Tips for Shooting Photos Outside During the Hot Summer Months
Beth Grimm Photography
One of the biggest challenges photographers face is the weather. Depending on where you are located, the changing seasons can play a huge role in setting up photoshoots for optimal results. Once the temperatures skyrocket, you really need to plan out your shots ahead of time to make sure you, your clients, and your camera are set up for success.
Summer is hot because the earth’s axis is tilted towards the sun. That means harsher daytime lighting and longer days. While you may be able to begin a shoot at 4:30 or 5:00 p.m. (or even earlier!) in late fall or winter, some photography (think portrait sessions) needs to be able to be shot at 8:30 pm for that “Golden Hour” light. But what should you do if that’s not possible? Here are some tips I came up with to help with ideas and relieve some of the heat…
Find the shade! You can typically shoot at any time of day if you are in enough shade. I prefer open shade (where nothing is creating shadows above your head) but I have even been able to get some good shots with a covering overhead. Watch out for distracting spotty light behind your subjects.
Increase your aperture and shutter speed. Crazy as it sounds- I have actually been loving shooting at a higher f-stop. When I first started out in photography I rarely shot above 2.0 but now I find myself consistently shooting at 5.6. It all depends on how you prefer your depth of field to look. If you like to shoot wide open- you’re gonna have to bump up your shutter speed to take away some light.

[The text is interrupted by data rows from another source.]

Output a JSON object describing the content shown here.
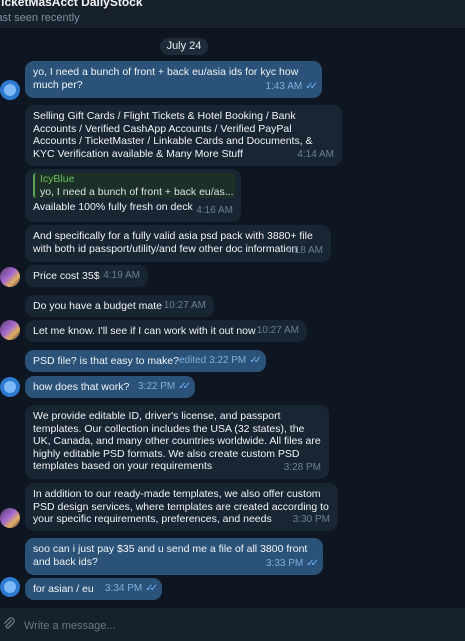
{
  "header": {
    "title": "TicketMasAcct DailyStock",
    "status": "last seen recently"
  },
  "date_separator": "July 24",
  "messages": [
    {
      "text": "yo, I need a bunch of front + back eu/asia ids for kyc how much per?",
      "time": "1:43 AM"
    },
    {
      "text": "Selling Gift Cards / Flight Tickets & Hotel Booking / Bank Accounts / Verified CashApp Accounts / Verified PayPal Accounts / TicketMaster / Linkable Cards and Documents, & KYC Verification available & Many More Stuff",
      "time": "4:14 AM"
    },
    {
      "reply_author": "IcyBlue",
      "reply_text": "yo, I need a bunch of front + back eu/as...",
      "text": "Available 100% fully fresh on deck",
      "time": "4:16 AM"
    },
    {
      "text": "And specifically for a fully valid asia psd pack with 3880+ file with both id passport/utility/and few other doc information",
      "time": "4:18 AM"
    },
    {
      "text": "Price cost 35$",
      "time": "4:19 AM"
    },
    {
      "text": "Do you have a budget mate",
      "time": "10:27 AM"
    },
    {
      "text": "Let me know. I'll see if I can work with it out now",
      "time": "10:27 AM"
    },
    {
      "text": "PSD file? is that easy to make?",
      "time": "edited 3:22 PM"
    },
    {
      "text": "how does that work?",
      "time": "3:22 PM"
    },
    {
      "text": "We provide editable ID, driver's license, and passport templates. Our collection includes the USA (32 states), the UK, Canada, and many other countries worldwide. All files are highly editable PSD formats. We also create custom PSD templates based on your requirements",
      "time": "3:28 PM"
    },
    {
      "text": "In addition to our ready-made templates, we also offer custom PSD design services, where templates are created according to your specific requirements, preferences, and needs",
      "time": "3:30 PM"
    },
    {
      "text": "soo can i just pay $35 and u send me a file of all 3800 front and back ids?",
      "time": "3:33 PM"
    },
    {
      "text": "for asian / eu",
      "time": "3:34 PM"
    }
  ],
  "input": {
    "placeholder": "Write a message..."
  },
  "colors": {
    "background": "#0e1621",
    "incoming": "#182533",
    "outgoing": "#2b5278",
    "reply_accent": "#59a84b"
  }
}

Face your subjects towards their shadows! Let the back of their head/heads block the sun creating a bit of a silhouette on their face. This will also help with squinty eyes. I would suggest underexposing so your sky isn’t completely blown out and you can increase exposure while editing.
Go indoors! Indoor sessions can be tough. But they can be done. If you’re shooting in a home, make sure you are getting good use of natural light by opening all window shades and turning off any artificial lighting. If you are shooting elsewhere like a bookstore, coffeeshop, restaurant, etc, make sure your clients are as close to the windows as possible without any harsh lighting coming in. North facing windows always seem to help with harsh rays. Obviously turning off any overhead lighting at an establishment is probably a no-go so you’re going to have to depend on post-processing to help with white balance. It’s tricky- but being forced to shoot in not ideal lighting scenarios only pushes you to improve!
Play with shadows and highlights. If you’re shooting products, sometimes playing around with the shadows of direct sunlight can create some really dreamy results. Photography is subjective and not every shot has to be the same. Play around with your camera settings while shooting in direct sunlight while also seeing what magic Lightroom can create.